ULTRA RED's discovery process uses:

DNS enumeration - recursive subdomain discovery including brute-force and certificate transparency logs
IP range mapping - ASN-based mapping to identify IP ranges associated with the organization
Certificate transparency analysis - surfaces assets associated with TLS certificates, including those not in DNS
Port and service fingerprinting - identifies what's running on discovered assets
Technology stack detection - identifies software versions, frameworks, and services for vulnerability correlation
Continuous re-check - runs continuously so new assets are discovered as they appear, not on a weekly schedule

The discovery process is the first stage of External Attack Surface Management (EASM) - and the foundation on which all validation and prioritization depends.

Discovery Without Validation Is Still Half the Picture

Finding unknown assets is essential. But discovery alone produces a list of potential risks - it doesn't tell you which ones are actually exploitable.

That's the distinction between EASM and a full CTEM program - covered in detail in EASM vs. CTEM: Where Discovery Ends and Validation Begins.

This is where most asset discovery tools stop. ULTRA RED doesn't. Every asset discovered is tested against the live environment under real-world conditions. If exploitable, the finding is returned with a working proof-of-concept, the precise HTTP request and response chain, and the full attack path.

For a full explanation of what validated findings look like, see What Is Proof of Exploitability?

Frequently Asked Questions

What is unknown asset discovery?

Unknown asset discovery is the process of identifying internet-facing assets an organization owns but has never inventoried. These are assets outside internal records and scan scopes that are nonetheless visible and accessible to attackers.

Why do organizations have unknown assets?

Unknown assets accumulate from shadow IT, cloud sprawl, M&A-inherited infrastructure, decommissioned assets left running, AI and LLM endpoints deployed without security review, and third-party or partner-managed assets associated with the organization's domains.

How does agentless asset discovery work?

Agentless discovery starts from a primary domain and recursively maps everything connected to it - subdomains, IP ranges, certificates, open ports, and hosted services - using the same techniques an attacker would use. No deployment, agents, or prior asset list required.

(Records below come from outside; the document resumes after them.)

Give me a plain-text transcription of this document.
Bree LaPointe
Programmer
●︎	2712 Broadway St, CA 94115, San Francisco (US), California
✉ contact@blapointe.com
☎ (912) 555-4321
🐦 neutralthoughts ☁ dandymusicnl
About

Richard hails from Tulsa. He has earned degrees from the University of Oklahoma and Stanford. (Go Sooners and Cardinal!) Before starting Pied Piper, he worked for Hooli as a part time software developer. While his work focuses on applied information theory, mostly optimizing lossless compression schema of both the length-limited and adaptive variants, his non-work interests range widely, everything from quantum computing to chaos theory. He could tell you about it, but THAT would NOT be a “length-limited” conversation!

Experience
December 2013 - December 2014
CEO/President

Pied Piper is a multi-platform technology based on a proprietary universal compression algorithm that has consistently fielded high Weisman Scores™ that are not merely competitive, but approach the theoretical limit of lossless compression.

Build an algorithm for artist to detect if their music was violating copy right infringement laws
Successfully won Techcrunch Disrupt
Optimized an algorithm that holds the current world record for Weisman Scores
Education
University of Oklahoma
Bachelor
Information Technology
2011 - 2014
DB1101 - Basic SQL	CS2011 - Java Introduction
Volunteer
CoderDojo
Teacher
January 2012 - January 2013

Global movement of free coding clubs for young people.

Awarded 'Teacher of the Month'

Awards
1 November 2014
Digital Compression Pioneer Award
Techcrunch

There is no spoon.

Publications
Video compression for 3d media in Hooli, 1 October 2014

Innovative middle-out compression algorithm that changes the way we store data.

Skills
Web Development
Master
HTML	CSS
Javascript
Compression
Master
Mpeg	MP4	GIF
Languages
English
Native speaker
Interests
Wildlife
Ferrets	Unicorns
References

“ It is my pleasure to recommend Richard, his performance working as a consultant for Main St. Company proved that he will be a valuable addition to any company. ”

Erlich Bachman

How long does initial asset discovery take?

ULTRA RED completes initial discovery within hours of setup. The platform runs continuously from that point, identifying new assets as they appear rather than waiting for the next scheduled scan.

What's the difference between asset discovery and vulnerability scanning?

Vulnerability scanning requires a target list - it tests known assets for known vulnerabilities. Asset discovery builds that list from scratch, finding assets that don't appear in any internal inventory. Without discovery, scanners miss everything that isn't already known.

Can asset discovery find AI and cloud services?

Yes. ULTRA RED's discovery covers cloud APIs, AI-hosted services, LLM endpoints, and cloud storage across all providers - agentlessly, with no pre-configuration required.